Physical characterization of non-conjugative citrate utilization plasmids.

Abstract
Seven citrate-utilizing (Cit+) Escherichia coli strains originated from horses (2 strains) and cattle (5 strains) were examined for transferability of the Cit+ character and the presence of bacterial plasmids. All 7 strains harbored plasmids in the cell, although the Cit+ determinants in the Cit+ E. coli strains tested could not be transferred to E. coli K-12 strain. Two horse strains possessed .apprx. 60 megadaltons plasmids; the plasmid in strain OH3026 was thought to be a non-conjugative Cit plasmid, but that in OH3025 was not shown to encode the Cit+ functional ability. Plasmid DNA prepared from 2 strains (OH3035 and OH3036) of 5 bovine strains could produce Cit+ transformants, but no Cit+ transformant was obtained in the remaining 3 strains.

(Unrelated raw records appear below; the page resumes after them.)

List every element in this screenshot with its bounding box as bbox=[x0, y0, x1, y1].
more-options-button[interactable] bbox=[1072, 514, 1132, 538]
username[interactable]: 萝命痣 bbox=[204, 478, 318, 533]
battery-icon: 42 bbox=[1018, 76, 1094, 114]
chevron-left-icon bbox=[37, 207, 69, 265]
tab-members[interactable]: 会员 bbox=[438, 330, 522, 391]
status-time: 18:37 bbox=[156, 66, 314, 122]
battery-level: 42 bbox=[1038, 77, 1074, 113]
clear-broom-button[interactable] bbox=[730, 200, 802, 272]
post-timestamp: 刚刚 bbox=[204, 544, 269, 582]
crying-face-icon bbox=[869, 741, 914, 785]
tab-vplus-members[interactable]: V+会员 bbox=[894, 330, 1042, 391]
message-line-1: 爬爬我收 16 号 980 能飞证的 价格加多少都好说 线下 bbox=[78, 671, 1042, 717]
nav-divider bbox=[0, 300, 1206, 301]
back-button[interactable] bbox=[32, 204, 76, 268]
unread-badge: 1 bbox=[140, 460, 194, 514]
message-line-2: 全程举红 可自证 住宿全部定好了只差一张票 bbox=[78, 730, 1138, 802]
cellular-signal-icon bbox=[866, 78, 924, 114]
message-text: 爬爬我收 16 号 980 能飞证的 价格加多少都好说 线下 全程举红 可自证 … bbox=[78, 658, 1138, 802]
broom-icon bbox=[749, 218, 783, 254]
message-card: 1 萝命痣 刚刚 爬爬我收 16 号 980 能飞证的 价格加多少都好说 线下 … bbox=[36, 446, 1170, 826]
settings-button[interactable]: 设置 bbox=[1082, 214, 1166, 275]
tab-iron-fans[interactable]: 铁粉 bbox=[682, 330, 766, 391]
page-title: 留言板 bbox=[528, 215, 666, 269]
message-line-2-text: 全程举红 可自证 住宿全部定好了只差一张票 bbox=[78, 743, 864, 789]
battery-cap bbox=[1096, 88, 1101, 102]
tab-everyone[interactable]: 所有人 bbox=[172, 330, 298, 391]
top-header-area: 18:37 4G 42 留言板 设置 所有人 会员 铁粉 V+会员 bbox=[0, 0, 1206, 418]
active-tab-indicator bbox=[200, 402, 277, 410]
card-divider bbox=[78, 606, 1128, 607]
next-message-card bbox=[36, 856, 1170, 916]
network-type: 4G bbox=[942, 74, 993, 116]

The representative non-conjugative Cit plasmid, pOH3035 (20.5 kb [kilobase]), prepared from the Cit+ transformant of pOH3035 was examined by restriction endonuclease, and its EcoRI-cleaved B fragment (5.5 kb) carrying the Cit+ functional gene was cloned to a vector plasmid pBR322. The Cit+ recombinant plasmid, pOH8, constructed by cloning was analyzed for potential transposability of Cit+ gene, but the transposable element coding for the Cit+ determinant was not obtained from pOH3035 and pOH8 in this study. The restriction map of pOH3035 was also compared with that of a plasmid pBR322 carrying the citrate utilization transposon, pOH2, and the relative similar order of recognition sites for BamHI and Bg/II enzymes was found on the Cit+ functional gene of the 2 plasmids.